コンピュータシステムを構成する非機能要件について述べる。システム構成で要点となるクラスタ構成や、ネットワーク負荷分散、サーバ負荷分散といった負荷分散構成、データ分散構成によるセキュリティ構成などについて説明する。

【学習の要点】

* 非機能要件とは機能要件以外の要件を指し、信頼性や効率性などに代表される。

* 非機能要件を満たすためには、システム構成を適した形にするよう考慮する必要が生じる場合がある。

* クラスタ構成により信頼性向上、負荷分散構成により効率性向上、データ分散構成によりセキュリティ向上を見込める場合がある。

図Ⅱ-3-2. 非機能要件を実現するシステム構成

【解説】

1) 非機能要件

* 非機能要件とは機能要件以外の要件を指し、信頼性、効率性、保守性、使用性などが含まれる。

* 非機能要件の管理にあたってはISO9126(ソフトウェア品質特性)を参考にすることができる。

2) 非機能要件を実現するシステム構成

非機能要件を実現するためには、アプリケーション側での対応に加え、適切なシステム構成を適用することも必要となる。

* クラスタ構成による高信頼性の実現

- システムをアクティブ系とスタンバイ系の2系統に冗長化し、アクティブ系に障害が発生した場合、ただちにスタンバイ系に切り替える構成にすることで、信頼性の向上が期待できる。

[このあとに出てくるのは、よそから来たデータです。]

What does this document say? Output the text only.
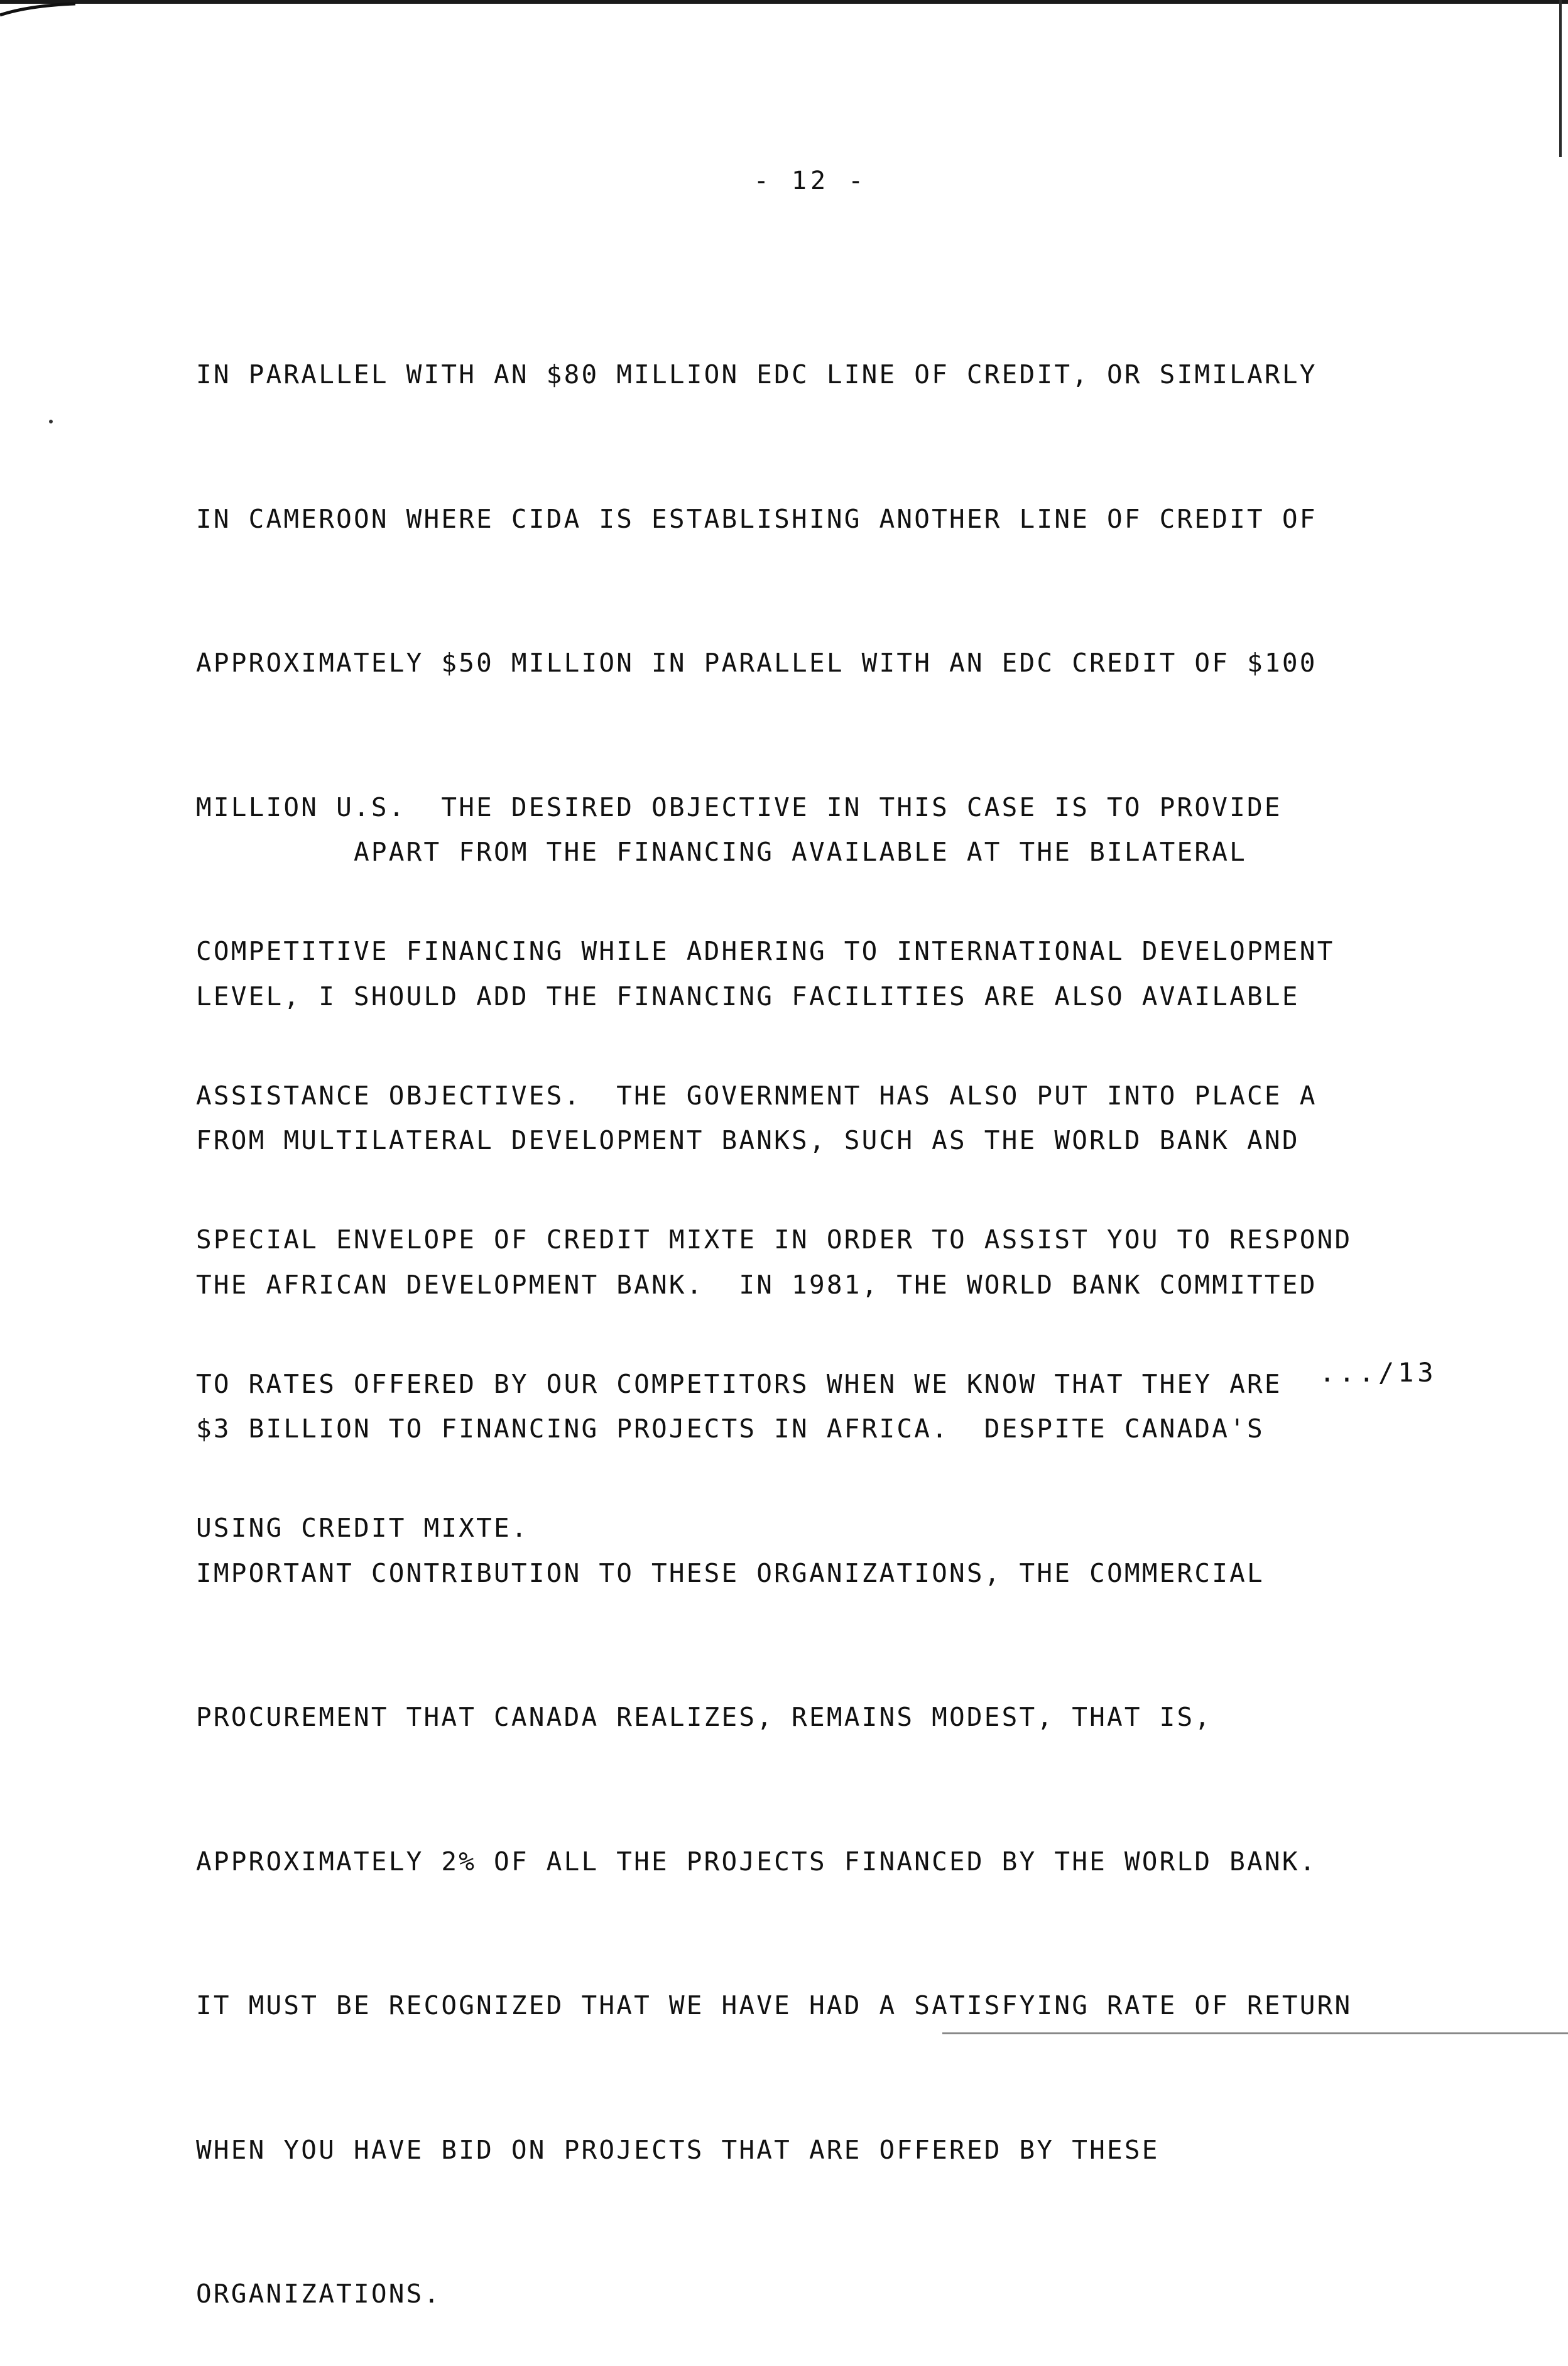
- 12 -

IN PARALLEL WITH AN $80 MILLION EDC LINE OF CREDIT, OR SIMILARLY

IN CAMEROON WHERE CIDA IS ESTABLISHING ANOTHER LINE OF CREDIT OF

APPROXIMATELY $50 MILLION IN PARALLEL WITH AN EDC CREDIT OF $100

MILLION U.S.  THE DESIRED OBJECTIVE IN THIS CASE IS TO PROVIDE

COMPETITIVE FINANCING WHILE ADHERING TO INTERNATIONAL DEVELOPMENT

ASSISTANCE OBJECTIVES.  THE GOVERNMENT HAS ALSO PUT INTO PLACE A

SPECIAL ENVELOPE OF CREDIT MIXTE IN ORDER TO ASSIST YOU TO RESPOND

TO RATES OFFERED BY OUR COMPETITORS WHEN WE KNOW THAT THEY ARE

USING CREDIT MIXTE.

APART FROM THE FINANCING AVAILABLE AT THE BILATERAL

LEVEL, I SHOULD ADD THE FINANCING FACILITIES ARE ALSO AVAILABLE

FROM MULTILATERAL DEVELOPMENT BANKS, SUCH AS THE WORLD BANK AND

THE AFRICAN DEVELOPMENT BANK.  IN 1981, THE WORLD BANK COMMITTED

$3 BILLION TO FINANCING PROJECTS IN AFRICA.  DESPITE CANADA'S

IMPORTANT CONTRIBUTION TO THESE ORGANIZATIONS, THE COMMERCIAL

PROCUREMENT THAT CANADA REALIZES, REMAINS MODEST, THAT IS,

APPROXIMATELY 2% OF ALL THE PROJECTS FINANCED BY THE WORLD BANK.

IT MUST BE RECOGNIZED THAT WE HAVE HAD A SATISFYING RATE OF RETURN

WHEN YOU HAVE BID ON PROJECTS THAT ARE OFFERED BY THESE

ORGANIZATIONS.

.../13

* ネットワーク・サーバ負荷分散による高効率性の実現

- 処理を行うサーバを複数台用意し、トラフィックおよび処理の分散を行う構成にすることで、効率性の向上が期待できる。

* データ分散構成によるセキュリティの実現

- OSSとして提供されている分散ファイルシステムGfarmを利用して情報を断片化して管理することにより、セキュリティ強化を実現することも可能である。顧客情報の管理に利用した事例がある。

3) OSSによる高信頼・高効率システムの構成例

高信頼性・高効率性を実現するシステム構成の代表例として、冗長化されたロードバランサと、複数の実サーバの2層によるシステム構成があげられる。OSSを利用することによってこのような構成をとることが可能である。

* LVS (Linux Virtual Server)とLdirectordによる負荷分散

- 実サーバ群に対し負荷分散を行うロードバランサとして、LVSを利用することができる。

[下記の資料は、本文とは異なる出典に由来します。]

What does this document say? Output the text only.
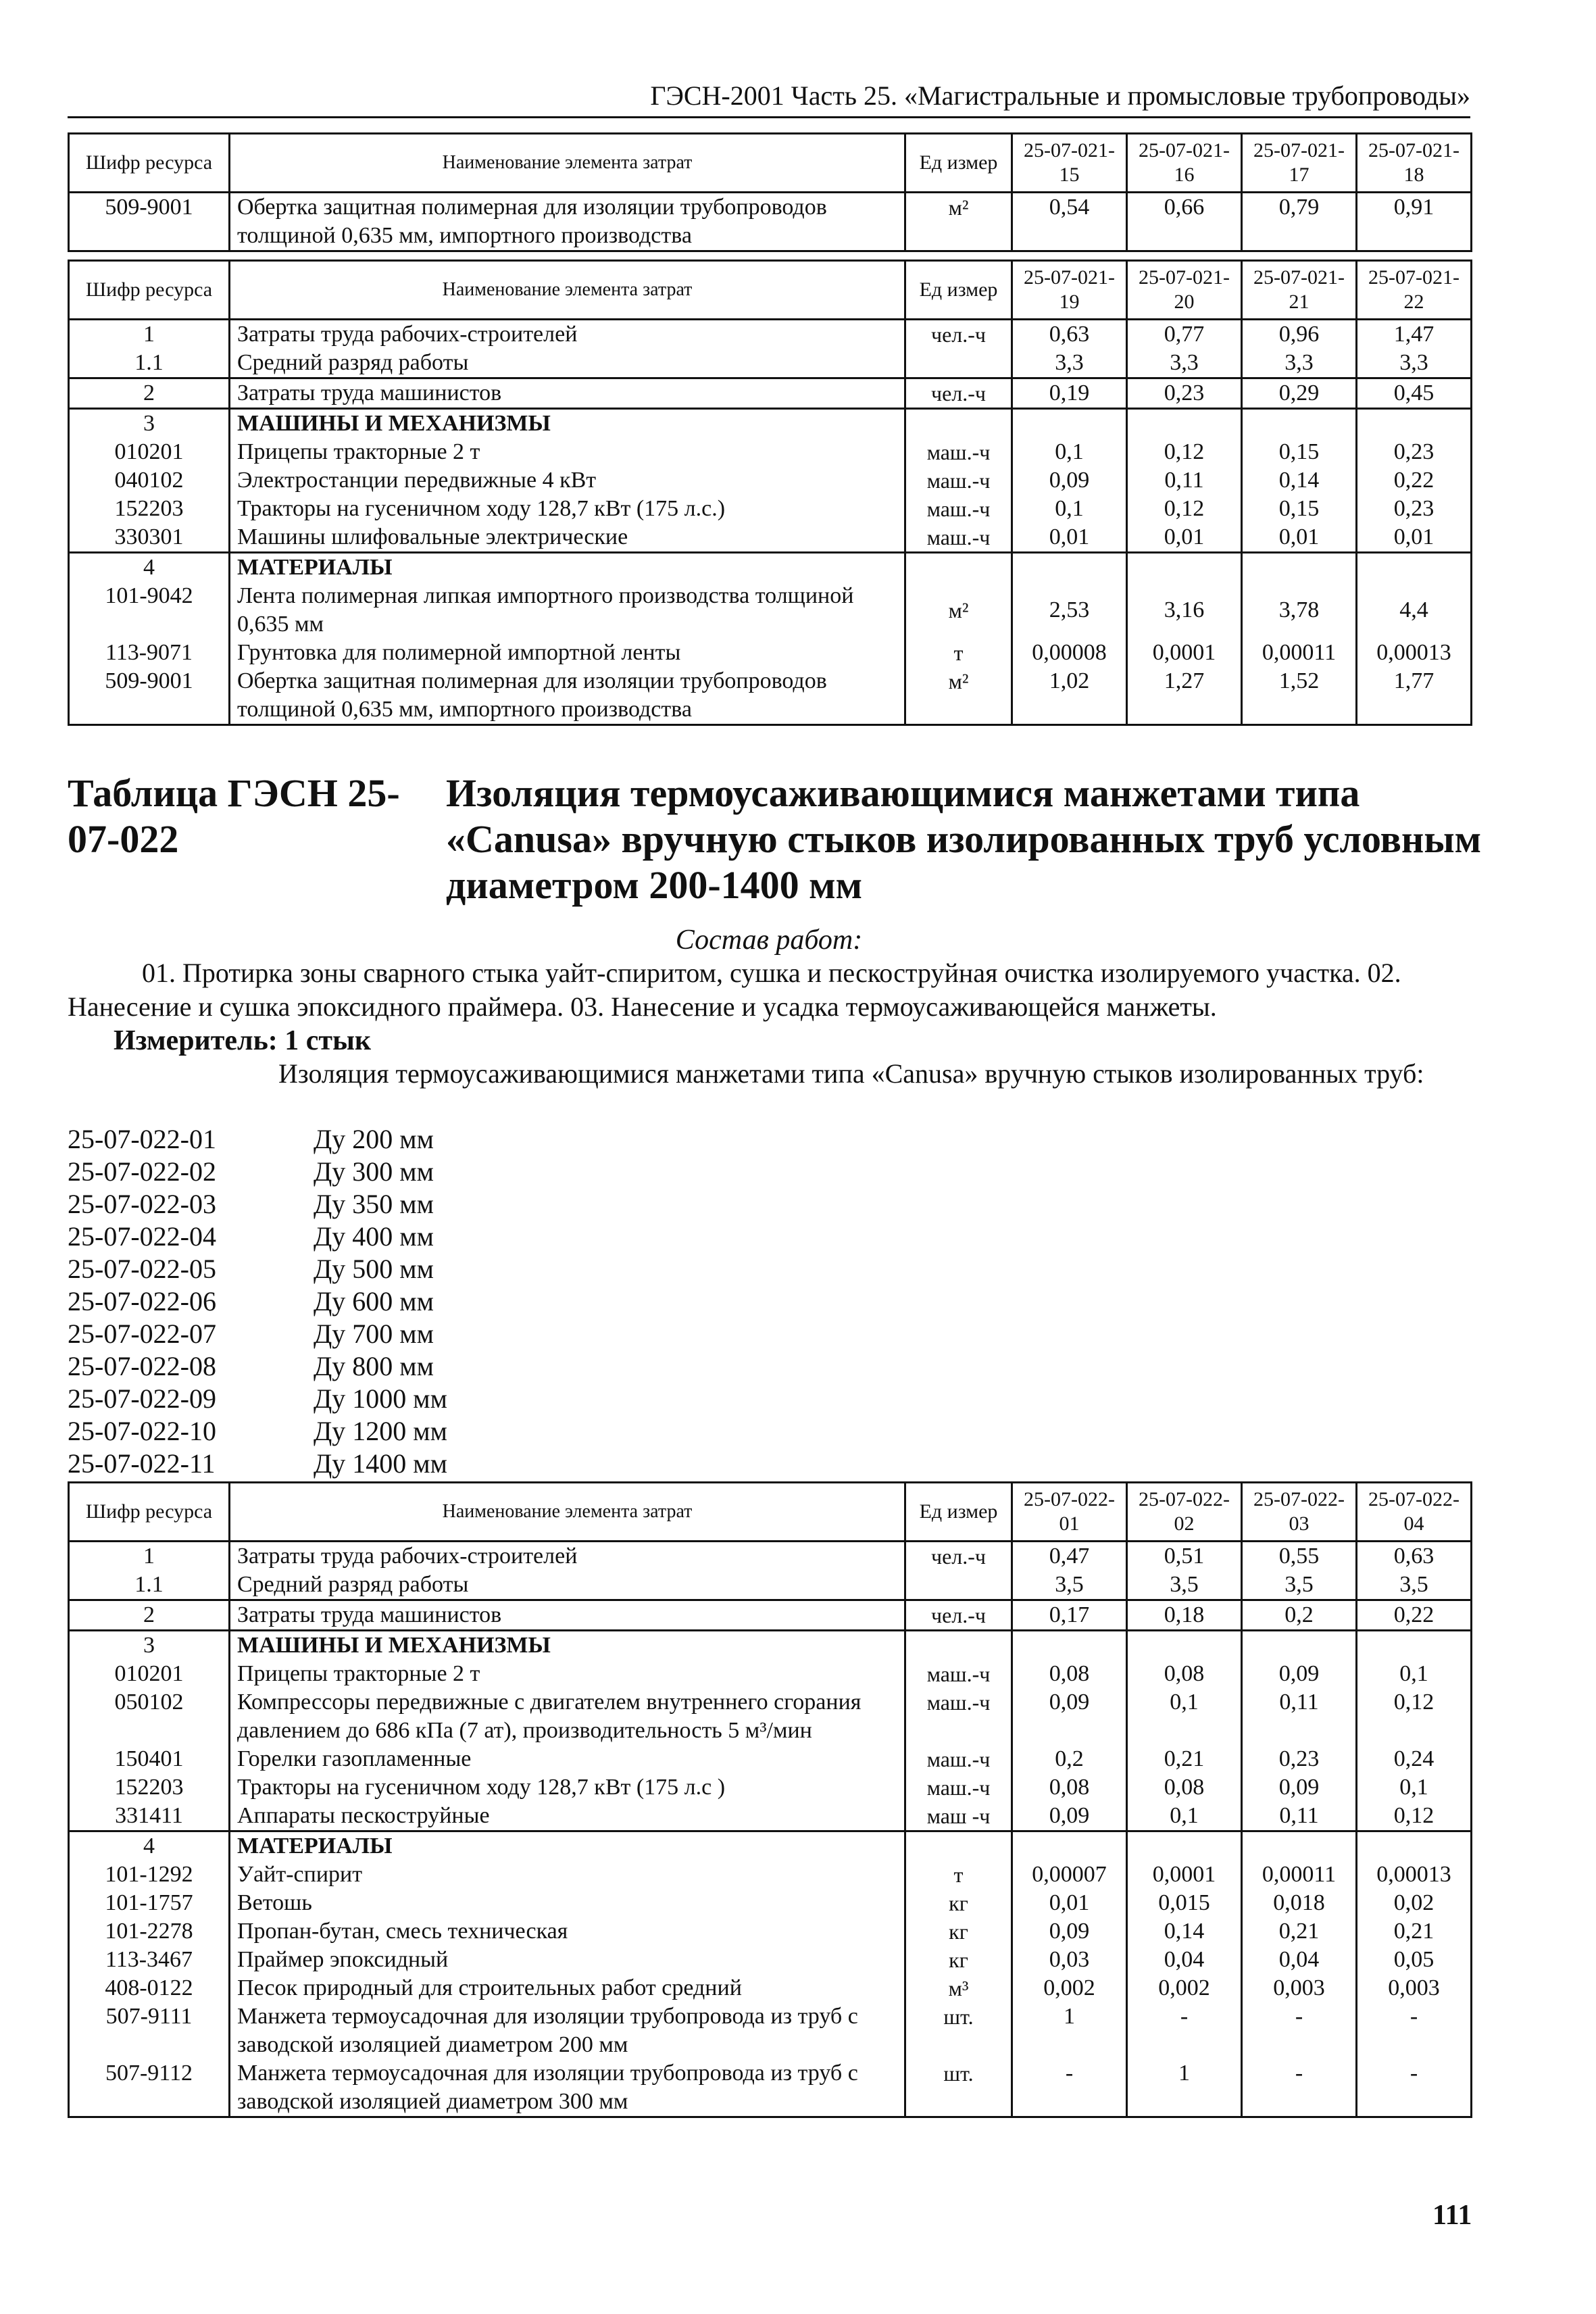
ГЭСН-2001 Часть 25. «Магистральные и промысловые трубопроводы»
Шифр ресурса	Наименование элемента затрат	Ед измер	25-07-021-15	25-07-021-16	25-07-021-17	25-07-021-18
509-9001	Обертка защитная полимерная для изоляции трубопроводов толщиной 0,635 мм, импортного производства	м²	0,54	0,66	0,79	0,91
Шифр ресурса	Наименование элемента затрат	Ед измер	25-07-021-19	25-07-021-20	25-07-021-21	25-07-021-22
1	Затраты труда рабочих-строителей	чел.-ч	0,63	0,77	0,96	1,47
1.1	Средний разряд работы		3,3	3,3	3,3	3,3
2	Затраты труда машинистов	чел.-ч	0,19	0,23	0,29	0,45
3	МАШИНЫ И МЕХАНИЗМЫ					
010201	Прицепы тракторные 2 т	маш.-ч	0,1	0,12	0,15	0,23
040102	Электростанции передвижные 4 кВт	маш.-ч	0,09	0,11	0,14	0,22
152203	Тракторы на гусеничном ходу 128,7 кВт (175 л.с.)	маш.-ч	0,1	0,12	0,15	0,23
330301	Машины шлифовальные электрические	маш.-ч	0,01	0,01	0,01	0,01
4	МАТЕРИАЛЫ					
101-9042	Лента полимерная липкая импортного производства толщиной 0,635 мм	м²	2,53	3,16	3,78	4,4
113-9071	Грунтовка для полимерной импортной ленты	т	0,00008	0,0001	0,00011	0,00013
509-9001	Обертка защитная полимерная для изоляции трубопроводов толщиной 0,635 мм, импортного производства	м²	1,02	1,27	1,52	1,77
Таблица ГЭСН 25-07-022
Изоляция термоусаживающимися манжетами типа «Canusa» вручную стыков изолированных труб условным диаметром 200-1400 мм
Состав работ:
01. Протирка зоны сварного стыка уайт-спиритом, сушка и пескоструйная очистка изолируемого участка. 02. Нанесение и сушка эпоксидного праймера. 03. Нанесение и усадка термоусаживающейся манжеты.
Измеритель: 1 стык
Изоляция термоусаживающимися манжетами типа «Canusa» вручную стыков изолированных труб:
25-07-022-01	Ду 200 мм
25-07-022-02	Ду 300 мм
25-07-022-03	Ду 350 мм
25-07-022-04	Ду 400 мм
25-07-022-05	Ду 500 мм
25-07-022-06	Ду 600 мм
25-07-022-07	Ду 700 мм
25-07-022-08	Ду 800 мм
25-07-022-09	Ду 1000 мм
25-07-022-10	Ду 1200 мм
25-07-022-11	Ду 1400 мм
Шифр ресурса	Наименование элемента затрат	Ед измер	25-07-022-01	25-07-022-02	25-07-022-03	25-07-022-04
1	Затраты труда рабочих-строителей	чел.-ч	0,47	0,51	0,55	0,63
1.1	Средний разряд работы		3,5	3,5	3,5	3,5
2	Затраты труда машинистов	чел.-ч	0,17	0,18	0,2	0,22
3	МАШИНЫ И МЕХАНИЗМЫ					
010201	Прицепы тракторные 2 т	маш.-ч	0,08	0,08	0,09	0,1
050102	Компрессоры передвижные с двигателем внутреннего сгорания давлением до 686 кПа (7 ат), производительность 5 м³/мин	маш.-ч	0,09	0,1	0,11	0,12
150401	Горелки газопламенные	маш.-ч	0,2	0,21	0,23	0,24
152203	Тракторы на гусеничном ходу 128,7 кВт (175 л.с )	маш.-ч	0,08	0,08	0,09	0,1
331411	Аппараты пескоструйные	маш -ч	0,09	0,1	0,11	0,12
4	МАТЕРИАЛЫ					
101-1292	Уайт-спирит	т	0,00007	0,0001	0,00011	0,00013
101-1757	Ветошь	кг	0,01	0,015	0,018	0,02
101-2278	Пропан-бутан, смесь техническая	кг	0,09	0,14	0,21	0,21
113-3467	Праймер эпоксидный	кг	0,03	0,04	0,04	0,05
408-0122	Песок природный для строительных работ средний	м³	0,002	0,002	0,003	0,003
507-9111	Манжета термоусадочная для изоляции трубопровода из труб с заводской изоляцией диаметром 200 мм	шт.	1	-	-	-
507-9112	Манжета термоусадочная для изоляции трубопровода из труб с заводской изоляцией диаметром 300 мм	шт.	-	1	-	-
111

- Ldirectordを利用して実サーバ上のサービスを監視することにより、不適切な状態の実サーバをLVSによる処理の分散対象から外す処理を自動化することができる。

* Heartbeatによるクラスタ構成

- Heartbeatを利用することでアクティブ系とスタンバイ系の2系統による冗長化を実現できる。

- LVSとLdirectordを利用したロードバランサによる負荷分散と、Heartbeatによるロードバランサ自体のクラスタ化を併用することで、高信頼性と高効率性の両方を実現した構成をとることが可能である。